The Pickleball Pickle
Pickleball seems to be quite the rage right now. It’s a combination of tennis, with some ping pong and badminton thrown in. It can be played at a leisurely pace that our neighborhood elders can enjoy, or it can become fast paced and quite competitive for all of Washington’s Type A’s.
All over town, indoor and outdoor pickleball courts are opening up – the DC Department of Public Works has listed 69 facilities that the city has opened as of Spring of this year. At the same time, a lot of private tennis courts are being repurposed, with pickleball markings added to the white lines, and some condo and apartment buildings with tennis courts are repurposing at least some of them for pickleball playing.
But here’s the rub. Pickleball is annoying. It’s the noise factor. Now, all sports can be noisy, mostly because of cheering (or booing) fans. But with pickleball, especially at facilities with several courts, it’s the noise of the racket hitting the plastic ball. And depending on how many games are being played at once, it can sound like a giant microwave full of popping corn.
In Montgomery County, there is a group of rather high end garden style condos set in the middle of woods, and for decades, birdsong was the only thing neighbors heard when they opened their windows. Then, they repurposed their tennis courts for pickleball, and many of the owners became so enthusiastic about the game that they joined a league. And now, noise is an issue, at least for the owners who live close to the courts. Last I heard, they were working it out in a neighborly manner.

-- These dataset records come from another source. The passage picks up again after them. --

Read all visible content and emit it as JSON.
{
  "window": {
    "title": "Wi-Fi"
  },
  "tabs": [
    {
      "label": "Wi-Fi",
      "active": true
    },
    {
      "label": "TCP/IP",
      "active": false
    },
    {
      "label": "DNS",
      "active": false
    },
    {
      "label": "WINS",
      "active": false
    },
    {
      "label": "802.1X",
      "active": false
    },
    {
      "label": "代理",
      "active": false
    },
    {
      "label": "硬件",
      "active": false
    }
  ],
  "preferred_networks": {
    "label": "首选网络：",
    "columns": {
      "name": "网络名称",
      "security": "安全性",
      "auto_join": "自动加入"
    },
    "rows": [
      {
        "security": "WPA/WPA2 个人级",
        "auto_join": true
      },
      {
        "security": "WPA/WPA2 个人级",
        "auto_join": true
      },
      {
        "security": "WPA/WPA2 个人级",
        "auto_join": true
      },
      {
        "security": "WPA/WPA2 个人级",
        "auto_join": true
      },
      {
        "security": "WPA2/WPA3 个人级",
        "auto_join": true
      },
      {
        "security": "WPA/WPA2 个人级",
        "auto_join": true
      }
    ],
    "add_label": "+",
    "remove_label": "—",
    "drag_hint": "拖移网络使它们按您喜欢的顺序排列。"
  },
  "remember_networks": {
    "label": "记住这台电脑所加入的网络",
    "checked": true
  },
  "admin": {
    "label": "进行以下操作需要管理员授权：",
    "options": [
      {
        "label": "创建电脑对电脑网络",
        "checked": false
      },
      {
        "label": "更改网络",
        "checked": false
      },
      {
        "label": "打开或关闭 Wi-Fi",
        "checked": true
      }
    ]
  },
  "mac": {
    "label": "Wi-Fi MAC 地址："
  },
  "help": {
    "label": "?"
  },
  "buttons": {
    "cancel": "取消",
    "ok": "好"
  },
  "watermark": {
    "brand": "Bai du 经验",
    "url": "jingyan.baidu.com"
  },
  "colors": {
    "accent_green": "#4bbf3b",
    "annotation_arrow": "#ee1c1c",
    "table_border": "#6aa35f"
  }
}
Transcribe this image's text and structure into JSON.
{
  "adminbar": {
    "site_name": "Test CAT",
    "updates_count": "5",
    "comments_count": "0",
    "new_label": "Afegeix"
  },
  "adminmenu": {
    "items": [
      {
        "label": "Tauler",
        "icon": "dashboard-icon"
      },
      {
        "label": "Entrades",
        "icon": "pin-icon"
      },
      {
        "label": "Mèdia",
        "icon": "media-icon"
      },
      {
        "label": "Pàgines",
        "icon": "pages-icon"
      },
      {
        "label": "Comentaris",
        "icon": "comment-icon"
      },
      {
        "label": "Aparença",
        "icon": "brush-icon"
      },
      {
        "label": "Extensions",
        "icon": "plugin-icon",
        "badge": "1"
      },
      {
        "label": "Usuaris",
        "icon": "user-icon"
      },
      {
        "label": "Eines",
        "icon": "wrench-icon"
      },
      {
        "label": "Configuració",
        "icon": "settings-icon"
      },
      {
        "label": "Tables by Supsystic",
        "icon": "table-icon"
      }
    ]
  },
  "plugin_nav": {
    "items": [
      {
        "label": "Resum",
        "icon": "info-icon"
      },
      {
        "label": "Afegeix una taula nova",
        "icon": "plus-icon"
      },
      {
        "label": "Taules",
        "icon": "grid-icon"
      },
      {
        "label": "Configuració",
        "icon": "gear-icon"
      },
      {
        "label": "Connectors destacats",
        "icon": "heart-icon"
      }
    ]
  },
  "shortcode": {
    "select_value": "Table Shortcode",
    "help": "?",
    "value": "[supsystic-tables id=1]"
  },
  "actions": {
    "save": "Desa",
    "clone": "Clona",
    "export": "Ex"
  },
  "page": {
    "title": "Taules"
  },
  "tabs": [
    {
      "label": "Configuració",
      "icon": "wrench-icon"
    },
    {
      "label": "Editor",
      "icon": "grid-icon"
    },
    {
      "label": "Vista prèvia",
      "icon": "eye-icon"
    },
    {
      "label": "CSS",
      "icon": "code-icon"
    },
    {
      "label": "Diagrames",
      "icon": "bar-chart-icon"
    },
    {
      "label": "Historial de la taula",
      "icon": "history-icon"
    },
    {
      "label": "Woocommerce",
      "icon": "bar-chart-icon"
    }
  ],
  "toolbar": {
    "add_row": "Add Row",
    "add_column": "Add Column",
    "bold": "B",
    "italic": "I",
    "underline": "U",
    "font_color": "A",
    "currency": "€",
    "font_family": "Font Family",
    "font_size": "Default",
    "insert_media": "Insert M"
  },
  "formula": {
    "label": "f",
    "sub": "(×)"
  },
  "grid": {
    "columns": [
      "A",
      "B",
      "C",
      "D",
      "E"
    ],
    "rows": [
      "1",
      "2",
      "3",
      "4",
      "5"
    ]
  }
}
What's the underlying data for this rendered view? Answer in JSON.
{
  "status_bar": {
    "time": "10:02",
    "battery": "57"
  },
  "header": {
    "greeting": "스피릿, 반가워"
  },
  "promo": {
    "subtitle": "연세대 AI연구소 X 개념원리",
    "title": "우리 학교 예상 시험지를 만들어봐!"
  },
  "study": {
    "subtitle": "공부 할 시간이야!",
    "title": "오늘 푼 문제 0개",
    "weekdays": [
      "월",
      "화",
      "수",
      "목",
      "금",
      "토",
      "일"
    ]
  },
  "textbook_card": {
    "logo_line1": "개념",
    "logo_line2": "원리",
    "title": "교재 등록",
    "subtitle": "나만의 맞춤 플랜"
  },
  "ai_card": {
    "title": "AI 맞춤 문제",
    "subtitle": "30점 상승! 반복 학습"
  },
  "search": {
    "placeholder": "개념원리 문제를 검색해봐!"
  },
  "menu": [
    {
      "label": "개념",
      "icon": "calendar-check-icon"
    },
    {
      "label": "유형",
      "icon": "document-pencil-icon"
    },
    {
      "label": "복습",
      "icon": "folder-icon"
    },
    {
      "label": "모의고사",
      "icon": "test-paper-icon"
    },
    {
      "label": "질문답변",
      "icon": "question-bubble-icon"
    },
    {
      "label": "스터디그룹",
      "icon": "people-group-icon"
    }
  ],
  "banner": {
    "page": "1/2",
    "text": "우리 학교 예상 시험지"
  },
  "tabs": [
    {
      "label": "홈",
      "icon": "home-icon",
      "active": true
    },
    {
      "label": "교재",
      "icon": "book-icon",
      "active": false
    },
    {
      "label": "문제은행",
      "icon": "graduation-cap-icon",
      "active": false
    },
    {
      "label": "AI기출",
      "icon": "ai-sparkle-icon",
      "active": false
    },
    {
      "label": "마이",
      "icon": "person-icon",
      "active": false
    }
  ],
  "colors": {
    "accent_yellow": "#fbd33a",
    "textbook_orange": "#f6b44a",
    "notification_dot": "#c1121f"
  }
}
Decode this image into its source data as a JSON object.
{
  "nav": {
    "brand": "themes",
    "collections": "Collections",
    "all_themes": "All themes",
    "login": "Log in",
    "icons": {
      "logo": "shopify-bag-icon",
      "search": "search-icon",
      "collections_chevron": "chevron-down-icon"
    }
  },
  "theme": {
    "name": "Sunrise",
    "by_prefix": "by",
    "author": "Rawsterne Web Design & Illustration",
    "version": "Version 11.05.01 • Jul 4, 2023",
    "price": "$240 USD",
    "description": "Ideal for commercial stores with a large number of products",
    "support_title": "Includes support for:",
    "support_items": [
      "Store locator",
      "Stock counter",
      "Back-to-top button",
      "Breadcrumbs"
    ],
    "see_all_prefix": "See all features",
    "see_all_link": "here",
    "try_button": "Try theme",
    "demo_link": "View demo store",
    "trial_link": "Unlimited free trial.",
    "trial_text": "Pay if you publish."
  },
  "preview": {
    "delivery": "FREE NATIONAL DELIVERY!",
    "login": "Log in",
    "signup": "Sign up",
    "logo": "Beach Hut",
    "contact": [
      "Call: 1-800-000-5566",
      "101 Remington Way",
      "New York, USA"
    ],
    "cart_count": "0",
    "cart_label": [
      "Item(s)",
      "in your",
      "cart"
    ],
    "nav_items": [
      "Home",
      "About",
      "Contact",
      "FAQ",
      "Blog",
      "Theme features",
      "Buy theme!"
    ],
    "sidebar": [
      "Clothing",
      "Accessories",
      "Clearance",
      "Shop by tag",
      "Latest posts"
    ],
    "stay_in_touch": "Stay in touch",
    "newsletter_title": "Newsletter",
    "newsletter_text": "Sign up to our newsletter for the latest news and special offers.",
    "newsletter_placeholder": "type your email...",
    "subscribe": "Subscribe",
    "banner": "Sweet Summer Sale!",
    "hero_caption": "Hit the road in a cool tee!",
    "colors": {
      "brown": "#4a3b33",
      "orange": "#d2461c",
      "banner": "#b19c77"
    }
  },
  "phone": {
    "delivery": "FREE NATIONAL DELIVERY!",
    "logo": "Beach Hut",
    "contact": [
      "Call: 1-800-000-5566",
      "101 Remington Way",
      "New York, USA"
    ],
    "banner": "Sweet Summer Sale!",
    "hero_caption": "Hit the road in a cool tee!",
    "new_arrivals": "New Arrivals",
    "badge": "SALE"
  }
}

But across the Potomac in Arlington, Virginia, neighbors of some of the public courts are threatening lawsuits. At the courts at the Walter Reed Community Center, there are balls popping throughout the day until lights out at ten PM, often with multiple games being played at the same time. Unlike homeowners in the Montgomery County Condo, these Virginia residents can’t just close the courts at dark after a vote of the condo board – the Virginia they have to petition the local City Council or Department of Parks to put a damper on their pickleball noise on the public courts.
So one more thing you might want to consider if you’re looking for a new place is the local pickleball situation!